JAKARTA, TINTAHIJAU.com – Penetapan mantan Menteri Perdagangan Thomas Trikasih Lembong sebagai tersangka kasus korupsi impor gula menimbulkan berbagai spekulasi dan sorotan dari berbagai kalangan.
Thomas, yang biasa disapa Tom Lembong, dinilai bukan satu-satunya Menteri Perdagangan yang pernah memberikan izin impor gula dalam jumlah besar, sehingga muncul pertanyaan mengenai motif dan arah penyidikan ini.
Dalam laporan Ikhtisar Hasil Pemeriksaan Semester (IHPS) II 2017, Badan Pemeriksa Keuangan (BPK) menemukan berbagai kesalahan kebijakan impor yang terjadi tidak hanya pada masa Tom Lembong, namun juga pada periode kepemimpinan Menteri Perdagangan lainnya, seperti Rachmat Gobel dan Enggartiasto Lukita. BPK mencatat setidaknya sebelas kesalahan dalam kebijakan impor pada lima komoditas utama, yaitu beras, gula, garam, kedelai, dan daging sapi.
Temuan Kesalahan dalam Kebijakan Impor
Berdasarkan temuan BPK, kesalahan dalam impor tersebut mencakup berbagai bentuk ketidakpatuhan terhadap prosedur. Beberapa izin impor ditemukan tidak melalui persetujuan dari Kementerian Koordinator Perekonomian atau tanpa rekomendasi teknis dari Kementerian Pertanian (Kementan).
Selain itu, izin tersebut juga sering kali tidak didukung data kebutuhan yang akurat serta tidak memenuhi persyaratan dokumen yang diperlukan. Bahkan, beberapa izin impor diterbitkan melewati batas tenggat yang telah ditetapkan.
Contoh dari kesalahan yang diungkap BPK termasuk impor beras sebanyak 70.195 ton pada periode 2015 hingga semester I 2017 yang tidak memenuhi persyaratan dokumen dan melampaui batas waktu berlaku. Ada pula impor beras kukus sebanyak 200 ton yang tidak memiliki rekomendasi dari Kementan.
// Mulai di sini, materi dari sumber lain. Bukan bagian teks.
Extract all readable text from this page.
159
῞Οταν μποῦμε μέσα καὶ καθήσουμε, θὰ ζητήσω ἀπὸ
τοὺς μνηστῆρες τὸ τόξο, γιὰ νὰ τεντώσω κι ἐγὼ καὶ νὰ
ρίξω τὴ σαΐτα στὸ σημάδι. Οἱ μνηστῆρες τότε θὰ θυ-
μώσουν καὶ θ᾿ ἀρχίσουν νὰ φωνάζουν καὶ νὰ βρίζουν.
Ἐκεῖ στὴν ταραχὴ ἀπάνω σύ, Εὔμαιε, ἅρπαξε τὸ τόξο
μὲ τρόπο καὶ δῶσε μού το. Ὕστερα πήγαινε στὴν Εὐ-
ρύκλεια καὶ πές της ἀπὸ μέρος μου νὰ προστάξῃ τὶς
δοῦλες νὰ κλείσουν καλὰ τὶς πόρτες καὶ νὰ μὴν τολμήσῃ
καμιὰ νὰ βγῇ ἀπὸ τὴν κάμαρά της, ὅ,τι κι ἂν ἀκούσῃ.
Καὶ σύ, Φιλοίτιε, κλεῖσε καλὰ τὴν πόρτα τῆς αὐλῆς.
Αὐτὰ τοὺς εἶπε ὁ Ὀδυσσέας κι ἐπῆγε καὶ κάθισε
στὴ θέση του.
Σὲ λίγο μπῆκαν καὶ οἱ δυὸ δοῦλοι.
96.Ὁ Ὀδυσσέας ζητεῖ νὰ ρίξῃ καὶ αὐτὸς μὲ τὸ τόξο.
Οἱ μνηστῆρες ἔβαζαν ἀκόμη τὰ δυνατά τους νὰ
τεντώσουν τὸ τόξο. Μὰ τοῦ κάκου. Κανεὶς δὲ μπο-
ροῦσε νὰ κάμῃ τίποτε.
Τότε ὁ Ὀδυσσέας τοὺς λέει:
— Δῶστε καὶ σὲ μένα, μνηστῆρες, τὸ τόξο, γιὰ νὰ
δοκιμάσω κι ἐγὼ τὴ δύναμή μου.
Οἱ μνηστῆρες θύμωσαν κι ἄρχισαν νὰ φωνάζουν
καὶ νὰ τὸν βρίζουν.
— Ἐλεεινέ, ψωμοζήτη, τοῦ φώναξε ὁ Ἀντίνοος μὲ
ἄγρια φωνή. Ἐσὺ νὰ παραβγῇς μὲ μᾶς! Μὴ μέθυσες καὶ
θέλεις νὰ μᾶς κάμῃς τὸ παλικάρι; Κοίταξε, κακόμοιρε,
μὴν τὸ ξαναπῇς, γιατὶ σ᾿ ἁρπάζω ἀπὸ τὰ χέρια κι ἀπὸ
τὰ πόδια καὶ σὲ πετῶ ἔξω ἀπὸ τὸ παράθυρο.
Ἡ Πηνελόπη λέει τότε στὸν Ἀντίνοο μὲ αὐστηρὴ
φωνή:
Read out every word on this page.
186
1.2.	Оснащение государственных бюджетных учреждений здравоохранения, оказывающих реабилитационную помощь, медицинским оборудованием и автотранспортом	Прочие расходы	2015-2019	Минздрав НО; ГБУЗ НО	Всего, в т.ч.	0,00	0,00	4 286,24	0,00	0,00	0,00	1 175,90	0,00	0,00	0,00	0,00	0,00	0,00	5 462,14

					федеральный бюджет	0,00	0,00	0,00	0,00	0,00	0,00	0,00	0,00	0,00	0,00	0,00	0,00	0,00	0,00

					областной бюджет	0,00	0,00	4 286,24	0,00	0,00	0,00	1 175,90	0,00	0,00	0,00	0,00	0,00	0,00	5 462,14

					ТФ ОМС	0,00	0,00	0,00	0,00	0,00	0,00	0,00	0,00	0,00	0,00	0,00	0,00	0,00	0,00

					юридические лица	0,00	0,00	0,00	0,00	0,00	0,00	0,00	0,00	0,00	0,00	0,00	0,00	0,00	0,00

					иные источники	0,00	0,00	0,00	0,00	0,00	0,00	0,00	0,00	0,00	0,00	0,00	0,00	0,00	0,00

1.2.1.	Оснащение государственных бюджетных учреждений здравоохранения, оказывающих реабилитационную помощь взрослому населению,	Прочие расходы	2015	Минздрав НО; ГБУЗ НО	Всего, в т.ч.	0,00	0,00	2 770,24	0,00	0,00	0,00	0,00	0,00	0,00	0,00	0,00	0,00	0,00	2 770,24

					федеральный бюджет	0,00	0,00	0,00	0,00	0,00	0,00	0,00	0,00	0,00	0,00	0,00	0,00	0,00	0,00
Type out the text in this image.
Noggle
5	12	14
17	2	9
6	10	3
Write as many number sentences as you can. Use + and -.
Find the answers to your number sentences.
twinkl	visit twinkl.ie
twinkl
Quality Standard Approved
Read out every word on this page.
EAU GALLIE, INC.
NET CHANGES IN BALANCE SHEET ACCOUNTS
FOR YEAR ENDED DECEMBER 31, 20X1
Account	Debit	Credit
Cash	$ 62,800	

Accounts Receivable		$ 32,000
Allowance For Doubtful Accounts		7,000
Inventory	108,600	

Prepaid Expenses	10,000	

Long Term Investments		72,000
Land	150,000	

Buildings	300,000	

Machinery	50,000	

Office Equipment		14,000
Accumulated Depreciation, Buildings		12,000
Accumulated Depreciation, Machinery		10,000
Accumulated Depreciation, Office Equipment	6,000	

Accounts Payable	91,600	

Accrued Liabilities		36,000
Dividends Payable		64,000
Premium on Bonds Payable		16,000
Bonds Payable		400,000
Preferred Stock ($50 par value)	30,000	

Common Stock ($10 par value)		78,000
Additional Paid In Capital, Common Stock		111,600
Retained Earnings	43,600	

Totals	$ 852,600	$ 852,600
Masalah Kepatuhan pada Peraturan
Dalam laporan yang sama, BPK juga menyoroti ketidakpatuhan Kementerian Perdagangan dalam tata kelola impor pangan. BPK menemukan bahwa kuota impor untuk beberapa komoditas seperti gula kristal putih, beras, dan sapi sering kali tidak sesuai dengan data kebutuhan dalam negeri.
Sebagai contoh, pada tahun 2015 hingga semester I 2017, Persetujuan Impor (PI) untuk gula sebanyak 1,69 juta ton diterbitkan tanpa melalui rapat koordinasi yang seharusnya.
BPK juga mencatat kasus lain, seperti PI sapi sebanyak 50.000 ekor yang diterbitkan untuk Perum Bulog pada tahun 2015 tanpa rapat koordinasi. Sementara itu, izin impor daging sapi sebanyak 97.100 ton pada 2016, dengan realisasi mencapai 18.012,91 ton senilai Rp737,65 miliar, juga diberikan tanpa persetujuan yang diperlukan dari Kementan.
Kritik dan Permintaan Penyelidikan Menyeluruh
Khudori, seorang peneliti dari Asosiasi Ekonomi dan Politik Indonesia, menyatakan bahwa permasalahan dalam kebijakan impor bukan hanya terjadi pada masa jabatan Tom Lembong, tetapi juga melibatkan sejumlah pejabat lain.
Ia mendesak Kejaksaan Agung untuk menyelidiki semua kasus yang berpotensi merugikan negara guna menghindari kecurigaan bahwa penyidikan hanya menargetkan individu tertentu. Menurut Khudori, langkah ini perlu diambil agar Kejaksaan Agung tidak terkesan tebang pilih.
Tom Lembong sendiri dikenal sebagai salah satu pendukung utama Anies Baswedan, calon presiden dalam Pemilu Presiden 2024. Hal ini menambah lapisan politis dalam kasus ini, yang menimbulkan spekulasi bahwa penetapan status tersangka pada Tom Lembong mungkin memiliki implikasi lebih luas
Kasus ini menggarisbawahi pentingnya reformasi kebijakan impor di Indonesia agar lebih transparan dan sesuai dengan kebutuhan dalam negeri. Pemeriksaan menyeluruh terhadap kebijakan impor di berbagai periode kepemimpinan dapat membantu memperbaiki tata kelola dan memastikan tidak ada tebang pilih dalam penegakan hukum.